Tip # 7:
Perhaps, as a medium, television has provided the most important single social impact of this century. We learn from it, are outraged by it, are entertained by it and undoubtedly are influenced by its programming. But how much do we know about the way it works, how it is evolving and where it is going? Here in North America the standard for Broadcast was established back in 1955, well before the advent of colour. When colour was introduced, the extra information was added as an afterthought and the system of Broadcast has changed very little since then.
TV’s have though! Until the late 70’s, a 19″- 21″ TV was a Big Screen, in the 1980’s 25″- 28″ became the large screen size and today most families prefer the popular 32″- 37″ size, Here are some thoughts to consider when purchasing a new TV:
In the past, 21″ TV’s offered the sharpest picture and as the size increased, the picture quality diminished. Now even 37″ TV’s offer sharpness, color and focus every bit as good as their smaller brothers. TV Manufacturers have concentrated R & D on the 28″- 37″ sizes. Monitor TV’s (those with video inputs & outputs and no cabinet) are the most popular as they provide a larger screen size in a smaller package. Video inputs allow you to hook your external video sources (VCR, Laser Disc, Camcorder, etc.) directly into the set, bypassing the degradation associated with a TV’s [tuner) – (superior input) = superior picture.
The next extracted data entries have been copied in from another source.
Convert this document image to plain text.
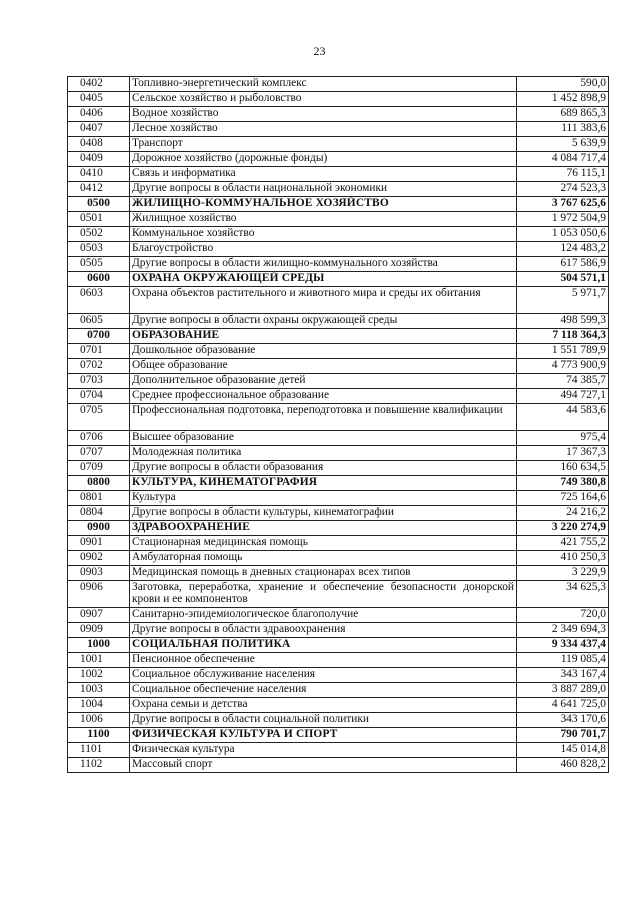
23
0402	Топливно-энергетический комплекс	590,0
0405	Сельское хозяйство и рыболовство	1 452 898,9
0406	Водное хозяйство	689 865,3
0407	Лесное хозяйство	111 383,6
0408	Транспорт	5 639,9
0409	Дорожное хозяйство (дорожные фонды)	4 084 717,4
0410	Связь и информатика	76 115,1
0412	Другие вопросы в области национальной экономики	274 523,3
0500	ЖИЛИЩНО-КОММУНАЛЬНОЕ ХОЗЯЙСТВО	3 767 625,6
0501	Жилищное хозяйство	1 972 504,9
0502	Коммунальное хозяйство	1 053 050,6
0503	Благоустройство	124 483,2
0505	Другие вопросы в области жилищно-коммунального хозяйства	617 586,9
0600	ОХРАНА ОКРУЖАЮЩЕЙ СРЕДЫ	504 571,1
0603	Охрана объектов растительного и животного мира и среды их обитания	5 971,7
0605	Другие вопросы в области охраны окружающей среды	498 599,3
0700	ОБРАЗОВАНИЕ	7 118 364,3
0701	Дошкольное образование	1 551 789,9
0702	Общее образование	4 773 900,9
0703	Дополнительное образование детей	74 385,7
0704	Среднее профессиональное образование	494 727,1
0705	Профессиональная подготовка, переподготовка и повышение квалификации	44 583,6
0706	Высшее образование	975,4
0707	Молодежная политика	17 367,3
0709	Другие вопросы в области образования	160 634,5
0800	КУЛЬТУРА, КИНЕМАТОГРАФИЯ	749 380,8
0801	Культура	725 164,6
0804	Другие вопросы в области культуры, кинематографии	24 216,2
0900	ЗДРАВООХРАНЕНИЕ	3 220 274,9
0901	Стационарная медицинская помощь	421 755,2
0902	Амбулаторная помощь	410 250,3
0903	Медицинская помощь в дневных стационарах всех типов	3 229,9
0906	Заготовка, переработка, хранение и обеспечение безопасности донорской крови и ее компонентов	34 625,3
0907	Санитарно-эпидемиологическое благополучие	720,0
0909	Другие вопросы в области здравоохранения	2 349 694,3
1000	СОЦИАЛЬНАЯ ПОЛИТИКА	9 334 437,4
1001	Пенсионное обеспечение	119 085,4
1002	Социальное обслуживание населения	343 167,4
1003	Социальное обеспечение населения	3 887 289,0
1004	Охрана семьи и детства	4 641 725,0
1006	Другие вопросы в области социальной политики	343 170,6
1100	ФИЗИЧЕСКАЯ КУЛЬТУРА И СПОРТ	790 701,7
1101	Физическая культура	145 014,8
1102	Массовый спорт	460 828,2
Most TV broadcasts are in stereo today, with specifications that are generally a little better than FM, and sound quality that is quite good. A Stereo Monitor TV with audio outputs allows you to run the sound through your Stereo, yielding even better sound. There are a variety of connectors on the back of most Monitor TV’s. Video inputs consist of 3 connectors, (1) Video and (2) Audio (left and right). Higher quality Monitor TV’s will have an “S” type video input connector as well as the more conventional RCA type.
The “S” type connector separates the Black and White signal from the Colour information, preventing these two signals from mixing until the final stage, just before being shown on the tube, This yields a better, sharper picture, but remember you must have a source that uses this type of connector to get the benefit. Super VHS hi-end camcorders and laser vision disc players will show a significant improvement with this type of connector. Some TV’s have speaker output jacks from an amplifier that has been built in to the TV. These amps are nowhere near as good as most home amplifiers. If you are thinking of running external speakers off your TV, you should use your stereo — and that goes for signal processing too. Some more exotic TV’s offer DSP (Digital Sound Processing) and a form of Surround that sounds quite good, however if you have, or intend to purchase a quality surround processor, don’t use the amp in your TV.
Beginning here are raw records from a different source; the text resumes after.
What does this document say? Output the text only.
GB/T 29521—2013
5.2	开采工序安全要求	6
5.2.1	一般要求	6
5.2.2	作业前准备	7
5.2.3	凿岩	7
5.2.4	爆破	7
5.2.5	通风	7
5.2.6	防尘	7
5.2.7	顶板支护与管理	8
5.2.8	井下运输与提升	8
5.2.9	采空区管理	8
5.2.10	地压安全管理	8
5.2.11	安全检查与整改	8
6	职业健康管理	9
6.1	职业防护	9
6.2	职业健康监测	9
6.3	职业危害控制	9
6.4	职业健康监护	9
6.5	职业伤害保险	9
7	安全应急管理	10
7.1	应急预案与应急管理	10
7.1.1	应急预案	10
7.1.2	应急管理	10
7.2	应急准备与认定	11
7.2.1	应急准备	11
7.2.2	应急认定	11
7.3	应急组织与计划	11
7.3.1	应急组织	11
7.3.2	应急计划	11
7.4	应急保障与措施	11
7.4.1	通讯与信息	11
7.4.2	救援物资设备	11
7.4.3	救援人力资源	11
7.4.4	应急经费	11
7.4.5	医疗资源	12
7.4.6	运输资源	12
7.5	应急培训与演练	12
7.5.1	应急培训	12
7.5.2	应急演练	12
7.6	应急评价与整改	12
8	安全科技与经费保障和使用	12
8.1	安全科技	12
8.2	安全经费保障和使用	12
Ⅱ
A useful feature today is a Unified, or Multi Brand Learning Remote Control. A Unified Remote will run a TV and VCR of the same brand off one control. A Multi Brand Learning Remote will run all brands, as it will “learn” the language of any remote and run your stereo as well as the video system. It’s nice to reduce the Remote “clutter” whenever possible.
Lines of Resolution is the Spec most people hear about. High quality TV’s will have 600 to 700 but it is important to understand that a TV will only show what it receives. For reference, keep in mind that when watching a live sports event and the picture looks sharp – that’s only 280 lines. The output from a High Resolution Camcorder will produce as much as 350 lines of resolution and a laser disc up to 420. Currently only computers are capable,of taxing a 600 line screen.
With home theatre so popular today, in trying to decide which screen size would be right for you, think about the aspect Ratio at your local theatre. In the past, it was argued that the larger the screen the farther from the TV screen one should sit. Yet the great thing about the theatre is the picture size- Don’t worry about how far you sit from the TV when deciding on size, as you may find that plunking a 34″ TV in the same spot your old smaller TV used to occupy, will greatly enhance that “Theatre” experience.